Birst vs Looker in our news:

2022. Google unifies its BI services under the Looker brand



Google Cloud today announced that it is unifying all of its business intelligence products under the Looker brand. It brings together Looker, Data Studio, and core Google technologies like artificial intelligence (AI) and machine learning (ML). This combination, Google argues, will allow users to go beyond traditional dashboards - the kind Google Data Studio specializes in - and allow businesses to bring this data into more of their workflows and applications to make data-driven decisions. As part of this move, Google Data Studio will now become Looker Studio. Looker was a startup that Google acquired in 2020 for $2.6 billion. So, from now Google officially competes with Tableau, Microsoft Power BI and QlikView.

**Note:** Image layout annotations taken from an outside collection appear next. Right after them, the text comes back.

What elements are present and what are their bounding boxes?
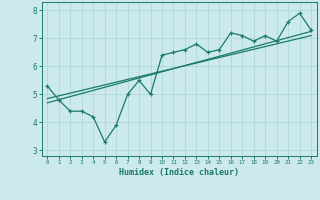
X-axis label: Humidex (Indice chaleur): Humidex (Indice chaleur) (119, 168, 239, 177)
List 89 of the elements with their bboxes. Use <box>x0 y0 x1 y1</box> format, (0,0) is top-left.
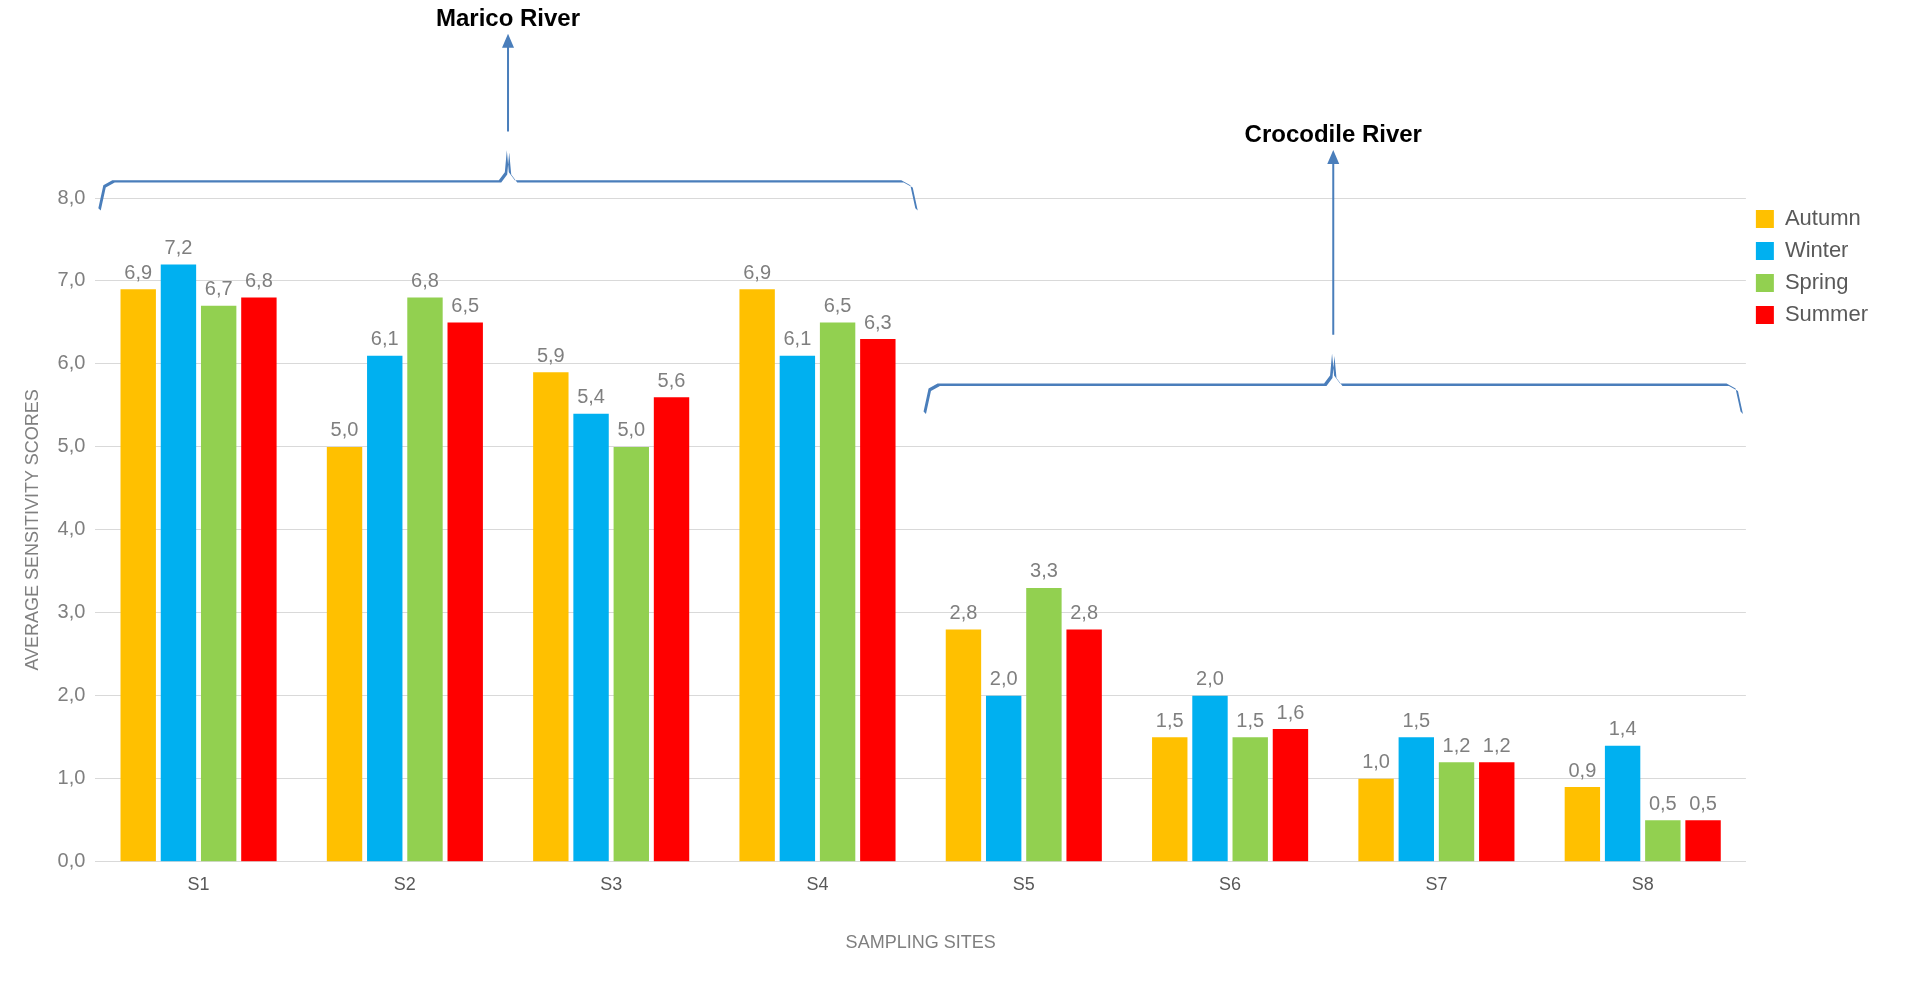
bar <box>1645 820 1681 862</box>
y-tick-label: 8,0 <box>57 185 86 208</box>
bar <box>1438 762 1475 862</box>
data-label: 5,6 <box>657 368 686 391</box>
data-label: 6,1 <box>783 327 812 350</box>
data-label: 6,8 <box>245 269 273 292</box>
y-tick-label: 3,0 <box>57 600 86 623</box>
bar <box>533 372 569 862</box>
y-tick-label: 1,0 <box>57 766 86 789</box>
y-tick-label: 2,0 <box>57 683 86 706</box>
bar <box>739 289 775 862</box>
data-label: 7,2 <box>164 235 193 258</box>
legend-label: Autumn <box>1784 205 1861 231</box>
text: Marico River <box>435 3 581 32</box>
bar <box>447 322 483 862</box>
x-tick-label: S6 <box>1219 873 1242 894</box>
y-tick-label: 6,0 <box>57 351 86 374</box>
x-tick-label: S7 <box>1425 873 1448 894</box>
bar <box>200 305 237 862</box>
bar <box>573 413 609 862</box>
data-label: 1,5 <box>1402 708 1431 731</box>
bar <box>1272 729 1309 862</box>
data-label: 1,5 <box>1236 708 1265 731</box>
bar <box>326 446 363 862</box>
data-label: 2,0 <box>1196 667 1224 690</box>
data-label: 0,9 <box>1568 758 1597 781</box>
bar <box>860 339 896 862</box>
x-tick-label: S8 <box>1631 873 1654 894</box>
y-tick-label: 5,0 <box>57 434 86 457</box>
data-label: 2,0 <box>989 667 1018 690</box>
legend-label: Winter <box>1784 237 1849 263</box>
y-tick-label: 7,0 <box>57 268 86 291</box>
x-tick-label: S3 <box>600 873 623 894</box>
data-label: 1,2 <box>1442 733 1471 756</box>
bar <box>407 297 443 862</box>
x-tick-label: S4 <box>806 873 829 894</box>
data-label: 1,2 <box>1482 733 1511 756</box>
bar <box>819 322 856 862</box>
bar <box>985 695 1022 862</box>
data-label: 6,8 <box>411 269 439 292</box>
bar <box>120 289 156 862</box>
bar <box>653 397 690 862</box>
y-tick-label: 4,0 <box>57 517 86 540</box>
data-label: 1,4 <box>1608 717 1637 740</box>
data-label: 3,3 <box>1030 559 1058 582</box>
data-label: 5,0 <box>330 418 359 441</box>
data-label: 2,8 <box>1070 600 1099 623</box>
data-label: 6,9 <box>743 260 772 283</box>
bar <box>1358 778 1394 862</box>
bar <box>613 446 649 862</box>
data-label: 6,1 <box>370 327 399 350</box>
bar <box>1192 695 1228 862</box>
data-label: 6,3 <box>863 310 892 333</box>
data-label: 6,9 <box>124 260 153 283</box>
bar <box>1604 745 1641 862</box>
data-label: 2,8 <box>949 600 978 623</box>
bar <box>1398 737 1434 862</box>
legend-label: Spring <box>1784 269 1849 295</box>
legend-label: Summer <box>1784 301 1868 327</box>
data-label: 5,9 <box>536 343 565 366</box>
x-tick-label: S1 <box>187 873 210 894</box>
x-tick-label: S2 <box>393 873 416 894</box>
y-axis-title: AVERAGE SENSITIVITY SCORES <box>21 389 42 671</box>
data-label: 0,5 <box>1648 791 1677 814</box>
bar <box>367 355 403 862</box>
bar <box>1066 629 1102 862</box>
data-label: 1,6 <box>1276 700 1305 723</box>
bar <box>241 297 277 862</box>
data-label: 5,0 <box>617 418 646 441</box>
bar <box>779 355 816 862</box>
data-label: 1,0 <box>1362 750 1390 773</box>
bar <box>1232 737 1268 862</box>
bar <box>1479 762 1515 862</box>
data-label: 6,7 <box>204 277 233 300</box>
data-label: 1,5 <box>1155 708 1184 731</box>
bar <box>1026 587 1062 862</box>
x-axis-title: SAMPLING SITES <box>845 932 996 953</box>
bar <box>1685 820 1721 862</box>
data-label: 6,5 <box>451 293 480 316</box>
bar <box>945 629 982 862</box>
data-label: 5,4 <box>577 385 605 408</box>
x-tick-label: S5 <box>1012 873 1035 894</box>
bar <box>1152 737 1188 862</box>
bar <box>1564 787 1601 862</box>
text: Crocodile River <box>1244 119 1422 148</box>
data-label: 0,5 <box>1689 791 1717 814</box>
bar <box>160 264 197 862</box>
data-label: 6,5 <box>823 293 852 316</box>
y-tick-label: 0,0 <box>57 849 86 872</box>
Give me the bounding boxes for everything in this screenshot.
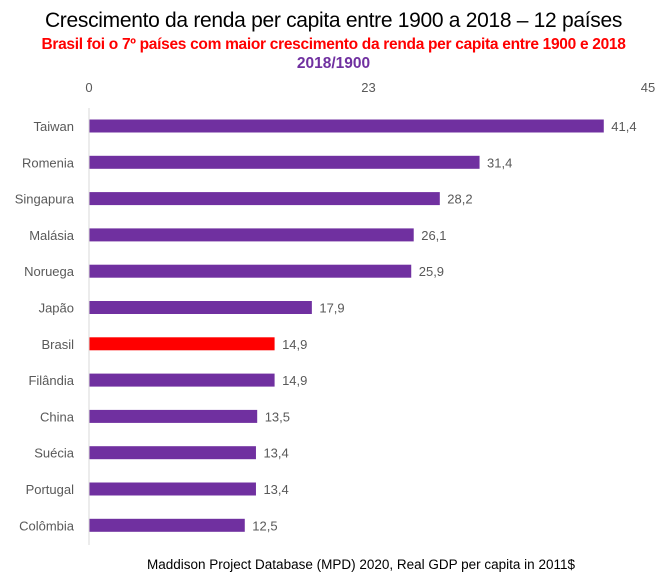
data-label: 28,2	[447, 192, 472, 207]
chart-title: Crescimento da renda per capita entre 19…	[44, 9, 623, 32]
category-label: Portugal	[26, 482, 75, 497]
bar-colômbia	[89, 518, 245, 532]
category-label: Suécia	[34, 446, 75, 461]
data-label: 14,9	[282, 373, 307, 388]
chart-subtitle: Brasil foi o 7º países com maior crescim…	[41, 36, 626, 53]
category-label: Noruega	[24, 264, 75, 279]
data-label: 41,4	[611, 119, 636, 134]
x-tick-label: 23	[361, 80, 375, 95]
category-label: Filândia	[28, 373, 74, 388]
category-label: China	[40, 409, 75, 424]
bar-china	[89, 409, 258, 423]
category-label: Romenia	[22, 155, 75, 170]
category-label: Taiwan	[34, 119, 74, 134]
data-label: 13,5	[265, 409, 290, 424]
bar-noruega	[89, 264, 412, 278]
data-label: 12,5	[252, 518, 277, 533]
x-tick-label: 0	[85, 80, 92, 95]
chart-subtitle-ratio: 2018/1900	[296, 55, 371, 72]
x-tick-label: 45	[641, 80, 655, 95]
data-label: 26,1	[421, 228, 446, 243]
category-label: Brasil	[41, 337, 74, 352]
data-label: 25,9	[419, 264, 444, 279]
bar-taiwan	[89, 119, 604, 133]
bar-filândia	[89, 373, 275, 387]
bar-singapura	[89, 192, 440, 206]
chart-source: Maddison Project Database (MPD) 2020, Re…	[147, 557, 575, 572]
category-label: Malásia	[29, 228, 75, 243]
data-label: 17,9	[319, 301, 344, 316]
data-label: 31,4	[487, 155, 512, 170]
bar-malásia	[89, 228, 414, 242]
data-label: 13,4	[263, 446, 288, 461]
bar-romenia	[89, 155, 480, 169]
category-label: Colômbia	[19, 518, 75, 533]
bar-portugal	[89, 482, 256, 496]
data-label: 13,4	[263, 482, 288, 497]
bar-suécia	[89, 446, 256, 460]
category-label: Japão	[39, 301, 74, 316]
category-label: Singapura	[15, 192, 75, 207]
bar-japão	[89, 301, 312, 314]
bar-brasil	[89, 337, 275, 351]
data-label: 14,9	[282, 337, 307, 352]
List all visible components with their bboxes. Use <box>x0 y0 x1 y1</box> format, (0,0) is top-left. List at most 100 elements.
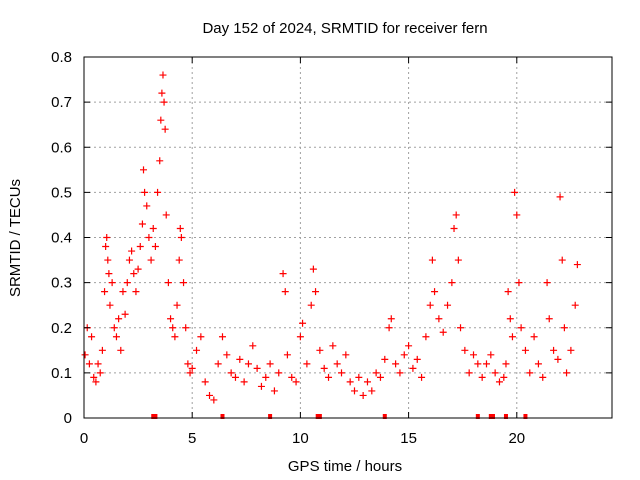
data-point <box>210 396 218 404</box>
data-point <box>160 98 168 106</box>
data-point <box>158 89 166 97</box>
data-point <box>121 310 129 318</box>
y-axis-label: SRMTID / TECUs <box>7 179 24 297</box>
data-point <box>288 373 296 381</box>
data-point <box>573 261 581 269</box>
data-point <box>94 360 102 368</box>
gap-marker <box>151 414 156 419</box>
data-point <box>279 270 287 278</box>
data-point <box>329 342 337 350</box>
data-point <box>526 369 534 377</box>
data-point <box>316 346 324 354</box>
y-tick-label: 0.6 <box>51 139 72 156</box>
data-point <box>521 346 529 354</box>
data-point <box>381 355 389 363</box>
data-point <box>201 378 209 386</box>
gap-marker <box>503 414 508 419</box>
data-point <box>296 333 304 341</box>
data-point <box>164 279 172 287</box>
gap-marker <box>268 414 273 419</box>
data-point <box>161 125 169 133</box>
data-point <box>346 378 354 386</box>
data-point <box>188 364 196 372</box>
gap-marker <box>523 414 528 419</box>
y-tick-label: 0.2 <box>51 320 72 337</box>
data-point <box>307 301 315 309</box>
data-point <box>530 333 538 341</box>
data-point <box>495 378 503 386</box>
data-point <box>119 288 127 296</box>
data-point <box>177 234 185 241</box>
data-point <box>333 360 341 368</box>
y-tick-label: 0 <box>64 410 72 427</box>
data-point <box>103 234 111 241</box>
data-point <box>454 256 462 264</box>
data-point <box>134 265 142 273</box>
data-point <box>223 351 231 359</box>
data-point <box>487 351 495 359</box>
data-point <box>141 188 149 196</box>
data-point <box>567 346 575 354</box>
x-axis-label: GPS time / hours <box>288 458 402 475</box>
data-point <box>105 270 113 278</box>
data-point <box>511 188 519 196</box>
data-point <box>167 315 175 323</box>
data-point <box>534 360 542 368</box>
data-point <box>180 279 188 287</box>
data-point <box>571 301 579 309</box>
data-point <box>515 279 523 287</box>
data-point <box>558 256 566 264</box>
data-point <box>461 346 469 354</box>
data-point <box>253 364 261 372</box>
data-point <box>545 315 553 323</box>
gap-marker <box>490 414 495 419</box>
data-point <box>227 369 235 377</box>
data-point <box>96 369 104 377</box>
data-point <box>506 315 514 323</box>
data-point <box>132 288 140 296</box>
data-point <box>108 279 116 287</box>
data-point <box>90 373 98 381</box>
data-point <box>92 378 100 386</box>
data-point <box>303 360 311 368</box>
data-point <box>249 342 257 350</box>
data-point <box>431 288 439 296</box>
data-point <box>309 265 317 273</box>
data-point <box>435 315 443 323</box>
data-point <box>508 333 516 341</box>
data-point <box>502 360 510 368</box>
x-tick-label: 5 <box>188 430 196 447</box>
grid-lines <box>84 57 612 418</box>
data-point <box>543 279 551 287</box>
data-point <box>418 373 426 381</box>
data-gap-markers <box>151 414 528 419</box>
data-point <box>539 373 547 381</box>
data-point <box>112 333 120 341</box>
data-point <box>376 373 384 381</box>
data-point <box>130 270 138 278</box>
data-point <box>140 166 148 174</box>
data-point <box>500 373 508 381</box>
data-point <box>175 256 183 264</box>
data-point <box>426 301 434 309</box>
data-point <box>214 360 222 368</box>
data-point <box>450 224 458 232</box>
data-point <box>325 373 333 381</box>
data-point <box>320 364 328 372</box>
data-point <box>517 324 525 332</box>
data-point <box>338 369 346 377</box>
data-point <box>372 369 380 377</box>
x-tick-label: 20 <box>508 430 525 447</box>
gap-marker <box>382 414 387 419</box>
data-point <box>159 71 167 79</box>
data-point <box>262 373 270 381</box>
data-point <box>387 315 395 323</box>
data-point <box>350 387 358 395</box>
data-point <box>102 243 110 251</box>
data-point <box>422 333 430 341</box>
data-point <box>413 355 421 363</box>
data-point <box>409 364 417 372</box>
gap-marker <box>315 414 320 419</box>
gap-marker <box>220 414 225 419</box>
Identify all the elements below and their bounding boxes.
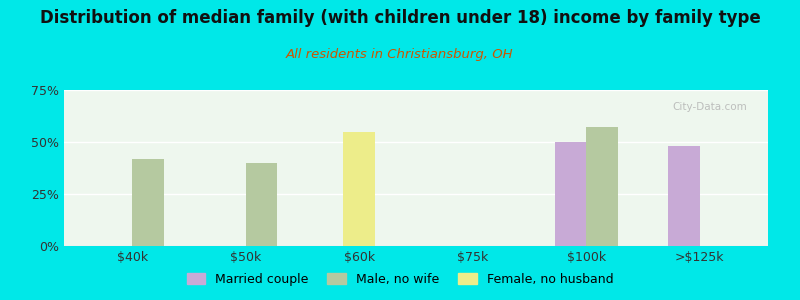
Text: Distribution of median family (with children under 18) income by family type: Distribution of median family (with chil… <box>40 9 760 27</box>
Bar <box>668 146 700 246</box>
Text: City-Data.com: City-Data.com <box>672 103 747 112</box>
Text: All residents in Christiansburg, OH: All residents in Christiansburg, OH <box>286 48 514 61</box>
Bar <box>343 132 375 246</box>
Bar <box>246 163 278 246</box>
Bar <box>586 128 618 246</box>
Bar <box>554 142 586 246</box>
Bar <box>132 159 164 246</box>
Legend: Married couple, Male, no wife, Female, no husband: Married couple, Male, no wife, Female, n… <box>182 268 618 291</box>
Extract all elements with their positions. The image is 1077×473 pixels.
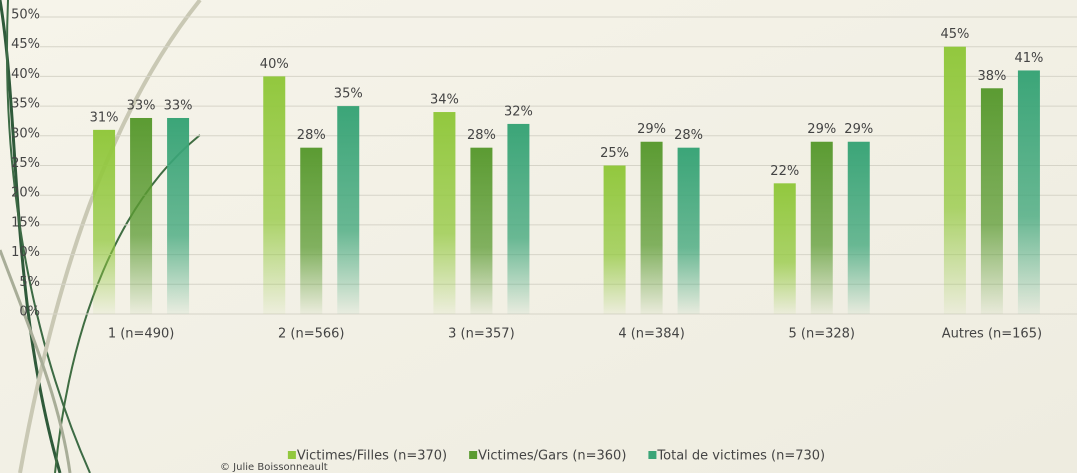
legend: Victimes/Filles (n=370)Victimes/Gars (n=… xyxy=(288,449,825,464)
bar xyxy=(678,148,700,314)
legend-label: Victimes/Gars (n=360) xyxy=(478,449,626,464)
value-label: 34% xyxy=(430,93,459,108)
bar xyxy=(507,124,529,314)
bar xyxy=(130,118,152,314)
y-tick-label: 20% xyxy=(11,186,40,201)
bar xyxy=(263,76,285,314)
bar xyxy=(300,148,322,314)
y-tick-label: 50% xyxy=(11,8,40,23)
y-tick-label: 10% xyxy=(11,245,40,260)
value-label: 25% xyxy=(600,146,629,161)
y-tick-label: 30% xyxy=(11,126,40,141)
value-label: 28% xyxy=(297,128,326,143)
bar xyxy=(167,118,189,314)
x-tick-label: Autres (n=165) xyxy=(942,327,1042,342)
value-label: 33% xyxy=(127,98,156,113)
bar xyxy=(774,183,796,314)
bar xyxy=(604,166,626,315)
y-tick-label: 45% xyxy=(11,37,40,52)
credit: © Julie Boissonneault xyxy=(220,462,328,473)
bar xyxy=(811,142,833,314)
value-label: 35% xyxy=(334,87,363,102)
y-tick-label: 40% xyxy=(11,67,40,82)
value-label: 33% xyxy=(164,98,193,113)
x-tick-label: 2 (n=566) xyxy=(278,327,345,342)
bar xyxy=(981,88,1003,314)
y-tick-label: 5% xyxy=(19,275,40,290)
value-label: 32% xyxy=(504,104,533,119)
bar xyxy=(93,130,115,314)
bar xyxy=(337,106,359,314)
background xyxy=(0,0,1077,473)
legend-label: Total de victimes (n=730) xyxy=(656,449,825,464)
y-tick-label: 35% xyxy=(11,97,40,112)
legend-marker xyxy=(648,451,656,459)
bar xyxy=(848,142,870,314)
value-label: 29% xyxy=(844,122,873,137)
bar xyxy=(433,112,455,314)
value-label: 31% xyxy=(90,110,119,125)
bar xyxy=(641,142,663,314)
legend-marker xyxy=(288,451,296,459)
bar xyxy=(1018,70,1040,314)
y-tick-label: 0% xyxy=(19,305,40,320)
x-tick-label: 5 (n=328) xyxy=(789,327,856,342)
value-label: 22% xyxy=(770,164,799,179)
x-tick-label: 1 (n=490) xyxy=(108,327,175,342)
value-label: 29% xyxy=(807,122,836,137)
chart: 0% 5% 10% 15% 20% 25% 30% 35% 40% 45% 50% 1 (n=490)… xyxy=(0,0,1077,473)
value-label: 28% xyxy=(467,128,496,143)
y-tick-label: 25% xyxy=(11,156,40,171)
bar xyxy=(470,148,492,314)
bar xyxy=(944,47,966,314)
y-tick-label: 15% xyxy=(11,215,40,230)
x-tick-label: 3 (n=357) xyxy=(448,327,515,342)
value-label: 38% xyxy=(977,69,1006,84)
x-tick-label: 4 (n=384) xyxy=(618,327,685,342)
value-label: 40% xyxy=(260,57,289,72)
value-label: 29% xyxy=(637,122,666,137)
value-label: 45% xyxy=(940,27,969,42)
value-label: 41% xyxy=(1014,51,1043,66)
legend-marker xyxy=(469,451,477,459)
value-label: 28% xyxy=(674,128,703,143)
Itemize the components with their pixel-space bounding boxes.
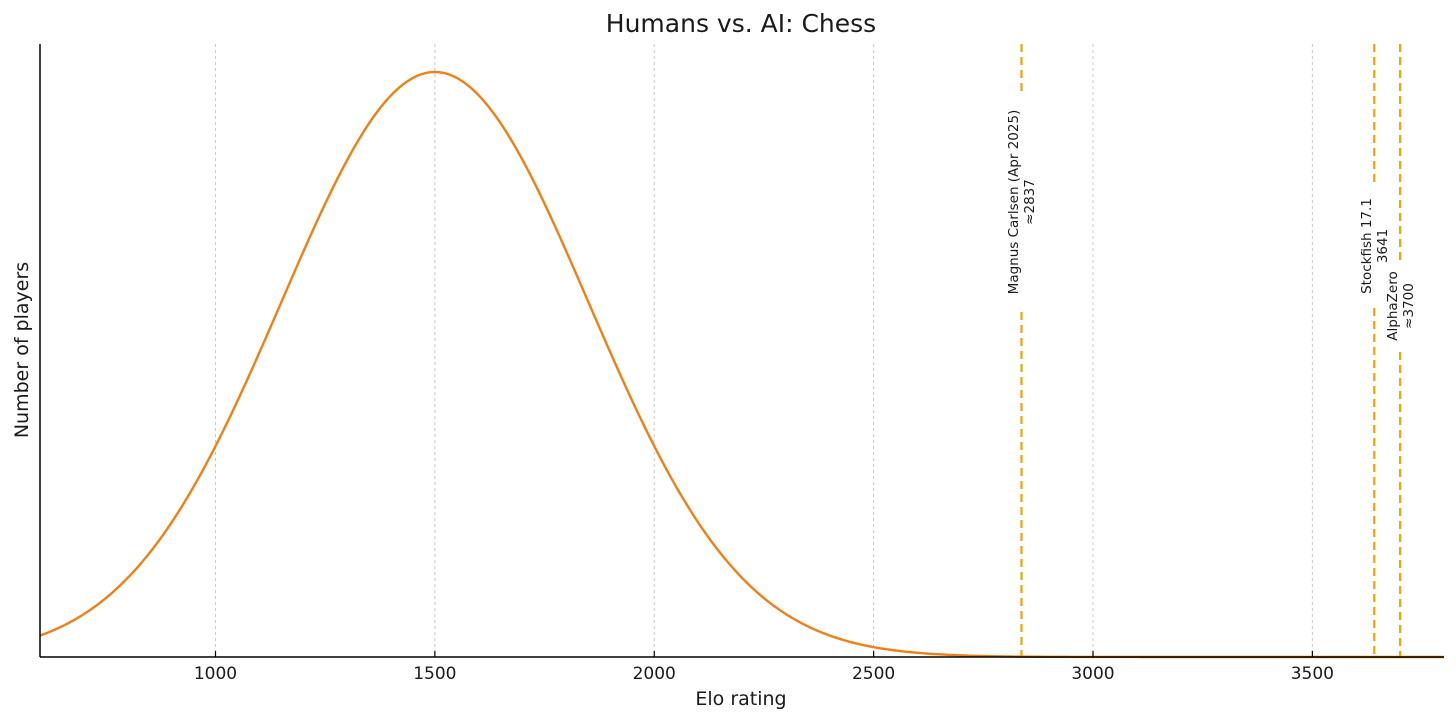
x-tick-label: 1000	[194, 664, 237, 684]
marker-label: AlphaZero≈3700	[1385, 271, 1417, 340]
distribution-curve	[39, 70, 1444, 659]
distribution-curve-group	[39, 70, 1444, 659]
marker-label: Magnus Carlsen (Apr 2025)≈2837	[1006, 110, 1038, 295]
x-tick-label: 3500	[1291, 664, 1334, 684]
marker-line: AlphaZero≈3700	[1385, 44, 1417, 657]
x-tick-label: 2500	[852, 664, 895, 684]
chart-title: Humans vs. AI: Chess	[606, 9, 876, 38]
grid-lines	[215, 44, 1313, 657]
x-tick-label: 1500	[413, 664, 456, 684]
marker-line: Stockfish 17.13641	[1359, 44, 1391, 657]
x-tick-label: 3000	[1071, 664, 1114, 684]
x-axis-label: Elo rating	[695, 688, 786, 710]
marker-line: Magnus Carlsen (Apr 2025)≈2837	[1006, 44, 1038, 657]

2015. Cloud business intelligence service Birst raises $65M



Birst, a cloud-based business intelligence (BI) platform, has raised another $65 million in funding. The problem that a company Birst is tackling is the fact that businesses are collecting a mass of information electronically that, looked at intelligently, could help them make better strategic decisions. While there have been companies like IBM and others offering business intelligence solutions for some time now, the problem is that many legacy offerings are on-premise and are not able to cope with newer forms of data, let alone use newer algorithms to extract information, or the fact that these days it may be as likely that a person on the business side wants direct access to this information, bypassing heavy lifting from a data analytics team.